I first ate this delicious green bean and tomato stew when I was working in Greece on my gap year. This is a homely dish that Greek families cook all the time so when my friend Gylda gifted me a generous bag of fresh runners from her garden, I knew exactly what I was going to cook with them. If we can’t go to the Med whilst the pandemic is raging, we can at least bring a little taste of the Med here! We’re so used to cooking vegetables al dente these days that it will probably seem odd to cook them for as long as I’m suggesting but, trust me, allowing them to go soft and khaki coloured is how they develop their flavour in this dish. Serve yourself a bowlful topped with feta cheese with some crusty bread for lunch or as part of a mezze family supper.
- 600g runner beans, trimmed and sliced
- 6 tablespoons of light olive oil, 2 tablespoons of extra-virgin.
- 1 small onion, chopped
- 2 cloves of garlic, crushed and chopped
- 1 x 400g tin of chopped tomatoes
- 1 tablespoon of tomato purée
- A teaspoon each of salt and ground black pepper
- Heat the oil in a sauté pan over a medium heat. Add the onion and cook until soft.

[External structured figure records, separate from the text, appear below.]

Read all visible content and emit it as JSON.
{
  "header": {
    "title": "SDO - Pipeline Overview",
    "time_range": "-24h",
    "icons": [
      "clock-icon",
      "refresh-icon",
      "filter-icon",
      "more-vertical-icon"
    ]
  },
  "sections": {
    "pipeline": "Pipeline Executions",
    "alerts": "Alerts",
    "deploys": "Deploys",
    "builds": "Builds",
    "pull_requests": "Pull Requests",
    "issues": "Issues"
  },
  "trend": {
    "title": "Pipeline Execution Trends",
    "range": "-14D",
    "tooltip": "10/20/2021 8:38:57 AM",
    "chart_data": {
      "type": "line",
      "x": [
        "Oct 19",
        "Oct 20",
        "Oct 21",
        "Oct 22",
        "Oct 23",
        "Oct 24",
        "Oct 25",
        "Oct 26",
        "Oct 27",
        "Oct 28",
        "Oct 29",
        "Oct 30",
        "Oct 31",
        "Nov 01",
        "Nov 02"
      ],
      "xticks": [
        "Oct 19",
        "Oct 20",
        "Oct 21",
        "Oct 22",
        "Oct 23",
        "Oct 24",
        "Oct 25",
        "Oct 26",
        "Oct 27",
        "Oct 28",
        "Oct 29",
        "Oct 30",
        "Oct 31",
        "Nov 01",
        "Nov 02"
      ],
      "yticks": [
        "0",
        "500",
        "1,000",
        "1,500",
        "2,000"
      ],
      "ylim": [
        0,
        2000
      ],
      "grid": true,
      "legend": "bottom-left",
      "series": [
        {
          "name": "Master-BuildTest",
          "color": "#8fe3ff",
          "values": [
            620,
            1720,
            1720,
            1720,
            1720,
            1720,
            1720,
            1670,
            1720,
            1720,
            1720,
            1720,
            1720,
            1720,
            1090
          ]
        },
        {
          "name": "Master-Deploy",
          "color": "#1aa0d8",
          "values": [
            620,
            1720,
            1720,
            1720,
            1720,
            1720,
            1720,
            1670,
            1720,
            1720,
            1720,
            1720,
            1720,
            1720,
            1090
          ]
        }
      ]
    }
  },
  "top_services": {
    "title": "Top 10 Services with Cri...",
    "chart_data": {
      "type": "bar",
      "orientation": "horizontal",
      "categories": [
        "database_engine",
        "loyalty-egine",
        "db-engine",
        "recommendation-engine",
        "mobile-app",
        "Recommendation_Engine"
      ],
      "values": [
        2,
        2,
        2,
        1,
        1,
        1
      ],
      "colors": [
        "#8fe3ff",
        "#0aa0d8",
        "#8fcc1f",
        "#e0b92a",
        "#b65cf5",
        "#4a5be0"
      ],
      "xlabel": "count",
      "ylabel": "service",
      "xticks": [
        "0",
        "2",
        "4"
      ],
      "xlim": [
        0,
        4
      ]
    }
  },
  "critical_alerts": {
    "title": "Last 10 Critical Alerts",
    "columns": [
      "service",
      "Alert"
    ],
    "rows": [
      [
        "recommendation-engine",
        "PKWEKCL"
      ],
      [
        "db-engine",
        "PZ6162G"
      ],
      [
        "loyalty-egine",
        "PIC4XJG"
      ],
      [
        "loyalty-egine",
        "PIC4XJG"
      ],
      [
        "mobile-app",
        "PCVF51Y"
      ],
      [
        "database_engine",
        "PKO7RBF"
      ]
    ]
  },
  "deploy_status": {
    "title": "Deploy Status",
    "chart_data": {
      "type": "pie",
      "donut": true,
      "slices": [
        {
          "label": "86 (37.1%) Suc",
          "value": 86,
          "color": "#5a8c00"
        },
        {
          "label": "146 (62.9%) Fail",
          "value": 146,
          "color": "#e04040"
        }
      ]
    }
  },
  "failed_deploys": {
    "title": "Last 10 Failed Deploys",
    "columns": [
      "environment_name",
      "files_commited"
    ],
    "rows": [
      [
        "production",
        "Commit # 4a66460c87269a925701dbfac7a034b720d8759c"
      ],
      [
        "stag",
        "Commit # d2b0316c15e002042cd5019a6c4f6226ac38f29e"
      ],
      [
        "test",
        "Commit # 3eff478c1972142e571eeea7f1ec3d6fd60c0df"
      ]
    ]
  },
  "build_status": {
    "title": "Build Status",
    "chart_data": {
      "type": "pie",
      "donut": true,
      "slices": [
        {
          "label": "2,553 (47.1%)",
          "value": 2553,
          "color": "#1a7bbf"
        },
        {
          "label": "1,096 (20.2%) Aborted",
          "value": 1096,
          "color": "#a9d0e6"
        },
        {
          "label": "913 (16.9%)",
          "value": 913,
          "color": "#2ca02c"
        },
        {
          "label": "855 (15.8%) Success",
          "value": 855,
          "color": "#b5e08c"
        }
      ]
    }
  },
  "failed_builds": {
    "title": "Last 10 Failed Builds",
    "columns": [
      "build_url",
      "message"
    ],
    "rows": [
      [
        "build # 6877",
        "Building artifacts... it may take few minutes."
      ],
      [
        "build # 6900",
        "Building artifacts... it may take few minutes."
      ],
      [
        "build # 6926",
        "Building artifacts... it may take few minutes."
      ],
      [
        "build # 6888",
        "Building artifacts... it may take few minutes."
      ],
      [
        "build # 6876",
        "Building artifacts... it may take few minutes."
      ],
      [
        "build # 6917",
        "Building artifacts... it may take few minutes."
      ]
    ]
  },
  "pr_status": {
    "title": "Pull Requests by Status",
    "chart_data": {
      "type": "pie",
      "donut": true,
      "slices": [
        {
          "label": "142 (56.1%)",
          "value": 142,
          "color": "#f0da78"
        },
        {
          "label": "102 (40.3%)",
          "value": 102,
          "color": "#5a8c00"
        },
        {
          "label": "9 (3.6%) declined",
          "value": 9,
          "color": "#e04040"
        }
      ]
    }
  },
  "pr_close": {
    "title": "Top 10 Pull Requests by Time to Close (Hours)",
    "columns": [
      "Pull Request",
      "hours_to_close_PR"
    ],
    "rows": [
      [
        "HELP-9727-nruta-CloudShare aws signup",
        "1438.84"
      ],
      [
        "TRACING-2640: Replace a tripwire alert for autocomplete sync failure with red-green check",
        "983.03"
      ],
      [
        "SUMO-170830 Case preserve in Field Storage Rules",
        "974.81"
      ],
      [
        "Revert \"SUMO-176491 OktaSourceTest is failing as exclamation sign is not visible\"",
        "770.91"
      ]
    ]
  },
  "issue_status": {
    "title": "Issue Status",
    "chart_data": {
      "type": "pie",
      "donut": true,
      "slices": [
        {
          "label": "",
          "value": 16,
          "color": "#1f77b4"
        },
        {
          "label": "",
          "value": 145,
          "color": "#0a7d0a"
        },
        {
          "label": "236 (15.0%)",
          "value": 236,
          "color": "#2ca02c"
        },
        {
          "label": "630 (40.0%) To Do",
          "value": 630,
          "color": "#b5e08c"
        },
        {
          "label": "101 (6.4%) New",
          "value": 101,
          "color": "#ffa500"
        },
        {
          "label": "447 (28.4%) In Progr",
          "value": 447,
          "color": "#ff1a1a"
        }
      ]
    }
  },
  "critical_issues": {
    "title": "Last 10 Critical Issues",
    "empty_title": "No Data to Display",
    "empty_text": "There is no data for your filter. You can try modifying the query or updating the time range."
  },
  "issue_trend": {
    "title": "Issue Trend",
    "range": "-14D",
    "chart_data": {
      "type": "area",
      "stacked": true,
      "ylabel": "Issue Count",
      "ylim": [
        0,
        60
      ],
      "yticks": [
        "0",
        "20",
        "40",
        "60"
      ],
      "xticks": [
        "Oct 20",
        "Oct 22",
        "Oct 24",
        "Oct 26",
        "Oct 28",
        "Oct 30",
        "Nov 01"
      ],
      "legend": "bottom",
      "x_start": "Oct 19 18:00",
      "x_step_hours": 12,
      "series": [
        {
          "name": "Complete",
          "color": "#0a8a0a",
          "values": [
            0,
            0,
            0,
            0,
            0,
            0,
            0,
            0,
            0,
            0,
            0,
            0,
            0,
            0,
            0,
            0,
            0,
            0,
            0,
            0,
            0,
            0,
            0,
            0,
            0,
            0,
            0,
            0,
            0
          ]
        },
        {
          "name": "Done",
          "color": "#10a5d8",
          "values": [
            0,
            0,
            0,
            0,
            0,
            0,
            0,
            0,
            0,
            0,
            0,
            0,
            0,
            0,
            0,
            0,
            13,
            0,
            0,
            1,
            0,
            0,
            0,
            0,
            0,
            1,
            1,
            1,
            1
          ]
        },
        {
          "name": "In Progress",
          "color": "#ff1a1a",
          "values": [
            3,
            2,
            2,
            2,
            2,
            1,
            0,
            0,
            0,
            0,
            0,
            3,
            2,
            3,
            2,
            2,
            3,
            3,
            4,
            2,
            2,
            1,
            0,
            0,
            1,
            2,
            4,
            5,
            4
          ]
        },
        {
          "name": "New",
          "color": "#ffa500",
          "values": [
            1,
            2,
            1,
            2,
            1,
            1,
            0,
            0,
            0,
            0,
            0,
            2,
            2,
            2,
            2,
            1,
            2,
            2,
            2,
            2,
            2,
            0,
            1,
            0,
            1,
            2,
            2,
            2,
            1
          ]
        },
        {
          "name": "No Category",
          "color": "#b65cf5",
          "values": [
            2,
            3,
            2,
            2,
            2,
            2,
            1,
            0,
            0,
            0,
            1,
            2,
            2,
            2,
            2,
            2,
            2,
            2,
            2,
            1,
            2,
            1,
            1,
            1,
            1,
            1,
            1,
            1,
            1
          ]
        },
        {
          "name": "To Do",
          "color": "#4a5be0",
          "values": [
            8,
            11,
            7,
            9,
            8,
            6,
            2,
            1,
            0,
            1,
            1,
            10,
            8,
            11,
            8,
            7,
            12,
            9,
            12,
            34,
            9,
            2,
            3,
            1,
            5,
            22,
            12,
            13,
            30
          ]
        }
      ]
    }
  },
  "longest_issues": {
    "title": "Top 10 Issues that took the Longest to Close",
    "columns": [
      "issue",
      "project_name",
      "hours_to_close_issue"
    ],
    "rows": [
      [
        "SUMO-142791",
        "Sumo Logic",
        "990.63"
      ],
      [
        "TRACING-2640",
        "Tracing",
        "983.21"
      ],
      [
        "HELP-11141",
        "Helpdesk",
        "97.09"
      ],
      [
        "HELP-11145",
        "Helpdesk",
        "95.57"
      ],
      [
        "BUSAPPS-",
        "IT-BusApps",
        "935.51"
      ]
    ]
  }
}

- Add the garlic, tomatoes, tomato purée, salt and pepper. Stir and cook for 5 minutes.
- Add the runner beans and enough water to cover them. Bring them almost to boiling point and then turn the heat right down to a simmer, cover and stew the beans for 45 minutes.
- Remove the lid and cook, uncovered, for another 20 minutes until the sauce thickens.
- Allow the beans to cool and then stir in the extra-virgin oil. Don’t be afraid of adding the additional oil, it’s what gives it its rich and authentically Greek flavour.